Dan's Blog: Facts, figures and folklore for Winter 2012 in Oklahoma

TULSA - After last winter's snow, I bought a 4-wheel drive truck.

The latest data shows I won't need it this winter.

In fact, the latest information from the Climate Prediction Center shows Green Country will have a warmer than normal winter. 

The large area covers most of the west into the central plains.  

But what about snow and ice you ask? The data is a bit more vague on that.

The central plains have "equal chances" for precipitation.

For those of you who still consult the Farmer's Almanac, it has the region right on the line between the Average Winter Temps & Precipitation and the Very Mild, Very Wet area.  

So perhaps the truck was a bit of overkill. 

Alright, so you want more scientific data? How about these tried and sometimes true weather folklore?

If the first week in August is unusually warm, the coming Winter will be snowy and long.

I checked the weather stats for temperatures the first week of August. Remember the 112° we had on the 1st and 2nd? The first week of August wasn't just warm, it was HOT. 

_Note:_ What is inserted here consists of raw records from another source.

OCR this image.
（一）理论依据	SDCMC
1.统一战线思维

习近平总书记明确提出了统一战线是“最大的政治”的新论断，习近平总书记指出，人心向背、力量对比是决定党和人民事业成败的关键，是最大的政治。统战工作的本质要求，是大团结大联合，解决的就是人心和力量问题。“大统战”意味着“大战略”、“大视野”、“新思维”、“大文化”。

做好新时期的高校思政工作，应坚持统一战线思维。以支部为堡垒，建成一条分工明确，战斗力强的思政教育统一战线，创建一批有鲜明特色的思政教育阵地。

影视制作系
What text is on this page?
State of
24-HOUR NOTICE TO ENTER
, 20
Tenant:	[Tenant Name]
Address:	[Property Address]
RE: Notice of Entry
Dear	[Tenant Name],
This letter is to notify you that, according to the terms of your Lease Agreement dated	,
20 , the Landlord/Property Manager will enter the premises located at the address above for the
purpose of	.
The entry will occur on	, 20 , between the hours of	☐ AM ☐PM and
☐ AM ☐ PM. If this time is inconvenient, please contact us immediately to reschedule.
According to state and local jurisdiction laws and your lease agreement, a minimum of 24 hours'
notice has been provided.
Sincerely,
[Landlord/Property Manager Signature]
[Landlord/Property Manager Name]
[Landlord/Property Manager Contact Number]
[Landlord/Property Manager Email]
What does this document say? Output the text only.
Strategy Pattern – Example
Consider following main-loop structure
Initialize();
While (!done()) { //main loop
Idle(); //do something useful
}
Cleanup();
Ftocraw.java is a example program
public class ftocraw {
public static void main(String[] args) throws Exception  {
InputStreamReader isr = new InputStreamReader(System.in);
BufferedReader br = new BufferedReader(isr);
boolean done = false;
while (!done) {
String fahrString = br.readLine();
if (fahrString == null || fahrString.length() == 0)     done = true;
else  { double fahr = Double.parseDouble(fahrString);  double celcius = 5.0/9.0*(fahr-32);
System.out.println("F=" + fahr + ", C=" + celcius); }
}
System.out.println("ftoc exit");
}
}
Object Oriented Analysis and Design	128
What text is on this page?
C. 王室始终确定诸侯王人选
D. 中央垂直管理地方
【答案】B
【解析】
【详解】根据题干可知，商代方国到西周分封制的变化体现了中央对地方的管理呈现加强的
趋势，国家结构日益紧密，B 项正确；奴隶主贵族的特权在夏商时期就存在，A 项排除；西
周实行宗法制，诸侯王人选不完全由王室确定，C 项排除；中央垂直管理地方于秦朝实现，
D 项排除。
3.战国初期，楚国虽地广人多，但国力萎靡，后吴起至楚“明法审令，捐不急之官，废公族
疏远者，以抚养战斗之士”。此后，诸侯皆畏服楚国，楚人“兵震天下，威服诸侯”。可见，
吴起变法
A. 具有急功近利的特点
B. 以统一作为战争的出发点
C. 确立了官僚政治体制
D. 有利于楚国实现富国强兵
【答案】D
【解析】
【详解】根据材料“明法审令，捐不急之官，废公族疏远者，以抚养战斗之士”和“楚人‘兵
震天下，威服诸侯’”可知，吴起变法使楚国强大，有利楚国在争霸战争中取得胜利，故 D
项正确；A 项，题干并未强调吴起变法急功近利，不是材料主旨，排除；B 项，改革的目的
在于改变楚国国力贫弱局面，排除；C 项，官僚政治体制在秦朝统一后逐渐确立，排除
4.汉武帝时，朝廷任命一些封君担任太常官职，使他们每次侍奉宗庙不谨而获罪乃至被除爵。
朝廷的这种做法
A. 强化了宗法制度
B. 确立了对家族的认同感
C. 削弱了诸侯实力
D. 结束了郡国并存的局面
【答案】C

So -- according to the adage -- we may be in for a long and snowy winter. Who knows, I may need that truck after all!

If a cold August follows a hot July, it foretells a winter hard and dry.

In July we reached 100° or hotter 18 times. Yes, July was hot, but no one would describe our August as cold. 

In fact we hit 90° or warmer 27 times. So we might as well throw this one out.

A warm October, a cold February.

As of this writing our average October temperature is 61.9° degrees. That is 2° below our average temperature.

In fact, we had our earliest freeze on record for Tulsa. So it definitely has NOT been a warm October.

Therefore this folklore implies it will not be a cold February. No 4-wheel drive needed.

Thunder in the fall foretells a cold winter.

We have certainly had some thunder, and it's not even really basketball season yet!

Not a lot of widespread severe weather, but quite a few thunderstorms. According to this saying, you should probably start bundling up.

Confused? Don't be.

The truth is, without a strong El Nino pattern it is very difficult to forecast the upcoming winter. If someone tries to "predict" how much snow will fall, either they are misleading you or they don't understand the weather.

This year I am leaning towards a more mild winter. This does not mean we will not have some very cold days, and some snow, and even some ice.

But overall, the data suggests a more mild winter. 

In February of 2011 Tulsa had a record-breaking 22.5" of snow. There is a good bet this winter will not be as extreme. 

But just in case I'm keeping my truck! This is Green Country after all.